Malu Dreyer: Feministin, Katholikin und Frau der Macht

Malu Dreyer wurde 2013 Ministerpräsidentin, gewann zwei Landtagswahlen. Nun nimmt die 63-Jährige Abschied und übergibt am Mittwoch das Amt an Arbeitsminister Alexander Schweitzer.

Malu Dreyer ist eine der profiliertesten Politikerinnen in Deutschland, immer wieder wurde sie auch für bundespolitische Ämter ins Spiel gebracht. Bundeskanzler Olaf Scholz (SPD) würdigte sie im Juni als eine beliebte Politikerin, mit der er stets eng und vertrauensvoll zusammengearbeitet habe. Sie wirkte unter anderem über den Bundesrat und als Medienpolitikerin bei Debatten in Deutschland mit. Doch Dreyer blieb ihrem Bundesland treu und zog es vor, Ministerpräsidentin in Rheinland-Pfalz zu bleiben, wo sie bei zwei Landtagswahlen wiedergewählt wurde. Am Mittwoch verabschiedet sie sich von der großen politischen Bühne.
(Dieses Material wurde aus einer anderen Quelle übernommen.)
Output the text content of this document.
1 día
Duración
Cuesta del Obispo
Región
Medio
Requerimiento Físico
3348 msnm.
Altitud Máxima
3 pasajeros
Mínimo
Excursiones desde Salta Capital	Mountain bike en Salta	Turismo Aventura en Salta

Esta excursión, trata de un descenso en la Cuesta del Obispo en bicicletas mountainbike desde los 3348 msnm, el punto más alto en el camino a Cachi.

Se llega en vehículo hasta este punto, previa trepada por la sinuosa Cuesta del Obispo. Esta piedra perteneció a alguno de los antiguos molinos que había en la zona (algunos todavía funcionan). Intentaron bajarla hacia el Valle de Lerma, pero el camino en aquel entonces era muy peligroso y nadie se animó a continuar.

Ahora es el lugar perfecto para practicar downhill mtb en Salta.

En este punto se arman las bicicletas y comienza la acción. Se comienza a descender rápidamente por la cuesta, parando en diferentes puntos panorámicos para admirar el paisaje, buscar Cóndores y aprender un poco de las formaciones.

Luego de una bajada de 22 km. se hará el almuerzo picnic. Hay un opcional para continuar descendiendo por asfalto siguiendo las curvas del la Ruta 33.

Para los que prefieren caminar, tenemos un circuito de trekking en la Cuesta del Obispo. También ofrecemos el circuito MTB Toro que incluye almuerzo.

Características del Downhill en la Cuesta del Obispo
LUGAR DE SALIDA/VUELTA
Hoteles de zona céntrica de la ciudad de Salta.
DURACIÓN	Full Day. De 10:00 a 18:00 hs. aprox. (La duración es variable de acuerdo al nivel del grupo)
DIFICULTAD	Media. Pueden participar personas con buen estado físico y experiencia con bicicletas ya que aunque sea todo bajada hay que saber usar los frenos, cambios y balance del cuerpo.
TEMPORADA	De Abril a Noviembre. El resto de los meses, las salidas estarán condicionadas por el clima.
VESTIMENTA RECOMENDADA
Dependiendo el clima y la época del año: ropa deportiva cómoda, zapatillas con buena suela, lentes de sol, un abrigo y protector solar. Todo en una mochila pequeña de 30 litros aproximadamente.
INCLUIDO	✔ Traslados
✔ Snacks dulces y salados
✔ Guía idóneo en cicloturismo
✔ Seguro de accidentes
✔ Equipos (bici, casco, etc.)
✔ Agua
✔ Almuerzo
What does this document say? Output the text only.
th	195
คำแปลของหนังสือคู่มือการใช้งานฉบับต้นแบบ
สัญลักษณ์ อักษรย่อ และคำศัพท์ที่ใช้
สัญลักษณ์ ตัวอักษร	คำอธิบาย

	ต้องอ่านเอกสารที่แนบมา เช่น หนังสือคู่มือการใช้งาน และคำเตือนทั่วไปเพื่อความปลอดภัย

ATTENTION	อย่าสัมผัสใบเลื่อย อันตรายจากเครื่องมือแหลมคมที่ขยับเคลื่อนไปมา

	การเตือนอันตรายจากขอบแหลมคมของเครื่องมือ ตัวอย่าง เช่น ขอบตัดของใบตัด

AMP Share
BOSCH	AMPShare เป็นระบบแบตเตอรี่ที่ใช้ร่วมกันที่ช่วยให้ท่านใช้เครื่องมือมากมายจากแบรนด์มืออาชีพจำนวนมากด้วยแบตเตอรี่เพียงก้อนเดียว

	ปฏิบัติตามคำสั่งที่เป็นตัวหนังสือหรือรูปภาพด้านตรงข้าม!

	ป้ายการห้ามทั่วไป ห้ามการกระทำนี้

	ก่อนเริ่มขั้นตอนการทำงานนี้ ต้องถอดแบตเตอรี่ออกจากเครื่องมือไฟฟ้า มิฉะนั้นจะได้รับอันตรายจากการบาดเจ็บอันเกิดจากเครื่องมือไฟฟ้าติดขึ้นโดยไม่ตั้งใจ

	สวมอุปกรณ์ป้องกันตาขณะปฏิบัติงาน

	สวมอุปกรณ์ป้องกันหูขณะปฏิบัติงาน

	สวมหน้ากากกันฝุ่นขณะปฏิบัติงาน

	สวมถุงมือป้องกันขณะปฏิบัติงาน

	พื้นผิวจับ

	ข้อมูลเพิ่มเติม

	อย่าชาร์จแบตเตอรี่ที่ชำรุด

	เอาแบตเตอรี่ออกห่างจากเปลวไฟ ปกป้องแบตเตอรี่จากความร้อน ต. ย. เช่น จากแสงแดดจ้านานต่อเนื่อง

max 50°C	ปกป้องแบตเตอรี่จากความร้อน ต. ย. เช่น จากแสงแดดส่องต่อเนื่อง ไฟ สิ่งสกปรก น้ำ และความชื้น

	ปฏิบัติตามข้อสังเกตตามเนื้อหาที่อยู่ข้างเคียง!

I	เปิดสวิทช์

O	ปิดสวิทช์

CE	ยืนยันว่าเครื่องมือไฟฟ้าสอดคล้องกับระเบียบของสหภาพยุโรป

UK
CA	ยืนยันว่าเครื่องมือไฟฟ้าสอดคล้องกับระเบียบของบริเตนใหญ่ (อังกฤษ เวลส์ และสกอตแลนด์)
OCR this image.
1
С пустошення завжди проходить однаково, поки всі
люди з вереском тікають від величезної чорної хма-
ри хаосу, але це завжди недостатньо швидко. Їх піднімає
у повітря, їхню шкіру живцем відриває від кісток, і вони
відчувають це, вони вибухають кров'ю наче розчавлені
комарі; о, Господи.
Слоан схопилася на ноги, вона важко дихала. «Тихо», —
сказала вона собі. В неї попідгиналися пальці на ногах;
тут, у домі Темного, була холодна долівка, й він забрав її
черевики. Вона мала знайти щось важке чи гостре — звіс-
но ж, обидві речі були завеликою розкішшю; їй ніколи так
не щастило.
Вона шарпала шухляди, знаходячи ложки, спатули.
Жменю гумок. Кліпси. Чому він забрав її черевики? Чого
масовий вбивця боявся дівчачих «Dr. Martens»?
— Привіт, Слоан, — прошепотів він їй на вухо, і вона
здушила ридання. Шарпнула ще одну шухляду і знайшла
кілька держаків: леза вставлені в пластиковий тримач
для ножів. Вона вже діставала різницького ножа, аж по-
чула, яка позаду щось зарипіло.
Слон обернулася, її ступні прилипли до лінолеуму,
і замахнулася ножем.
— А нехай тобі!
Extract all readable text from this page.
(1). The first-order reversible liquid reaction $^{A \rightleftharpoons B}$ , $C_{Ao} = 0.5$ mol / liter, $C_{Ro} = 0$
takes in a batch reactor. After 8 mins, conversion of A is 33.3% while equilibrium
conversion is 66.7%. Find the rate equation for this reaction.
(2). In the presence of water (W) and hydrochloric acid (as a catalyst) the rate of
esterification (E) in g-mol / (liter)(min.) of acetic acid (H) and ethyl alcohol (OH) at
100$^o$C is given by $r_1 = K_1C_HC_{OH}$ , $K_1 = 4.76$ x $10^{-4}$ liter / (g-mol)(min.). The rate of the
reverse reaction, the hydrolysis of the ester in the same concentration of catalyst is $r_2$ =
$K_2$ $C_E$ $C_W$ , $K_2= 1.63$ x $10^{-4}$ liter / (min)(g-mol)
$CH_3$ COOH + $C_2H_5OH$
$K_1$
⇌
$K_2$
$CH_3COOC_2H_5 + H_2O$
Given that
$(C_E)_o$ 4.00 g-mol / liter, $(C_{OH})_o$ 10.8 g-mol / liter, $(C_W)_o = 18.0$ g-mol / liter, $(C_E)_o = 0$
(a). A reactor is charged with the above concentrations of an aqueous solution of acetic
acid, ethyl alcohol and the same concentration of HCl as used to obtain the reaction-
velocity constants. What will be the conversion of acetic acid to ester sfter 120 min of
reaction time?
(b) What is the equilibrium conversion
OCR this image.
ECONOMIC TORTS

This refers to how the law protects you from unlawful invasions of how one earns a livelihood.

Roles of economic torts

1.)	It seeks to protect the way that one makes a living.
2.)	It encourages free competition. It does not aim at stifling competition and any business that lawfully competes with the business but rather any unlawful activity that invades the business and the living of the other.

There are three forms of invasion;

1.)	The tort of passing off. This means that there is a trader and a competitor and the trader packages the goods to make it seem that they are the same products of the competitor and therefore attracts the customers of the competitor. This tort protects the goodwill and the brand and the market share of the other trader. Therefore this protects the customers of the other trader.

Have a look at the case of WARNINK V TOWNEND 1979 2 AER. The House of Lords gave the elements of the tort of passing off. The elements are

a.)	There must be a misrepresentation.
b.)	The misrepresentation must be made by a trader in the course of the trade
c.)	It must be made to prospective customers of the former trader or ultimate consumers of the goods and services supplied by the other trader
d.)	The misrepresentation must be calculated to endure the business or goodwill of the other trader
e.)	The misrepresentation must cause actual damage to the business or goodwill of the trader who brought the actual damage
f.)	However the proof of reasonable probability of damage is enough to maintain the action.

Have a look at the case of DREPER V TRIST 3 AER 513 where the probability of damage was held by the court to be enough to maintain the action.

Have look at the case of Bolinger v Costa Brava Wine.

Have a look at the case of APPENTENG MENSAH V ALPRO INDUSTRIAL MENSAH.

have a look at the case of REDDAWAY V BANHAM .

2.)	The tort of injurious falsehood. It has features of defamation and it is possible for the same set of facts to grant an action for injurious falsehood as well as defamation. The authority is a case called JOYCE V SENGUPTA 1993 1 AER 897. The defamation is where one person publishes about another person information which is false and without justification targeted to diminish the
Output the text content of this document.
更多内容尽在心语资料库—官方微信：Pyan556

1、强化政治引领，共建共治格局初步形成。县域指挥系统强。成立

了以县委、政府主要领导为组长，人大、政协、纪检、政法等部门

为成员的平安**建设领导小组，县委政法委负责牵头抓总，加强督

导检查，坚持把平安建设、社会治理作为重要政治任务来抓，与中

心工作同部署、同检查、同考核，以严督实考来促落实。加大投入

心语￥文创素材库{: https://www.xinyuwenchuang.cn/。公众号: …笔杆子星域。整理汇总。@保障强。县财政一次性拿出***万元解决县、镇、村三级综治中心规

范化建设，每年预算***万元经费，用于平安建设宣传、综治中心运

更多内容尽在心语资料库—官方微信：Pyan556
“Ich gehe mit schwerem Herzen, weil ich mir eingestehen muss, dass meine Kraft nicht mehr ausreicht”, begründete die 63-Jährige Mitte Juni ihren Schritt. Sie sei dem “lieben Gott immer dankbar” für die Energie, doch jetzt spüre sie diese nicht mehr im ausreichenden Maße für die Aufgaben einer Regierungschefin. Sie sprach von einem sehr anspruchsvollen Amt: “Ich bin einfach nur müde”, sagte Dreyer in einer persönlichen Erklärung. Die Entscheidung zum Rücktritt fiel im Europa- und Kommunalwahlkampf, wie Dreyer schilderte.

Persönliche Anliegen waren für Dreyer, die ihren eigentlichen Vornamen Marie-Luise kurz zu Malu zusammenfasst, die Gleichberechtigung der Frauen und Reformen in der Kirche. Als langjähriges Mitglied im Zentralkomitee der deutschen Katholiken (ZdK) konnte sie beide Anliegen verbinden. “Als katholische Christin überzeugt mich das Argument, dass nicht der Zugang von Frauen zu kirchlichen Diensten und Ämtern begründungspflichtig ist, sondern deren Ausschluss. In meinen Augen ist der Zugang von Frauen zu Weihe-Sakramenten längst überfällig”, sagt sie.

Dreyer konnte mit klarer Haltung und zugewandtem Auftreten über Parteigrenzen hinweg Menschen überzeugen. Ihr freundliches Lächeln war ansteckend. Viele in der SPD wollten sie gerne auch stärker auf bundespolitischer Bühne sehen, doch es blieb bei einem Gastspiel: Nach dem Rücktritt von Parteifreundin Andrea Nahles wurde Dreyer 2019 für einige Monate Teil eines Trios an der Parteispitze und moderierte einen Neustart.

Die Sozialdemokratin hat das Scheitern ihres Amtsvorgängers Kurt Beck (SPD) als Bundesparteivorsitzender erlebt und stand für dieses Amt nicht dauerhaft zur Verfügung. “Jeden Tag habe ich versucht dieser, meiner Partei im besten Sinne zu dienen”, sagte die scheidende Ministerpräsidentin bei ihrer Verabschiedung in der Berliner SPD-Parteizentrale. Sie sieht sich der Demokratie in Deutschland verpflichtet und warb zuletzt am Freitagabend bei einem Pressefest in Mainz für die Meinungsfreiheit und ein friedliches Miteinander.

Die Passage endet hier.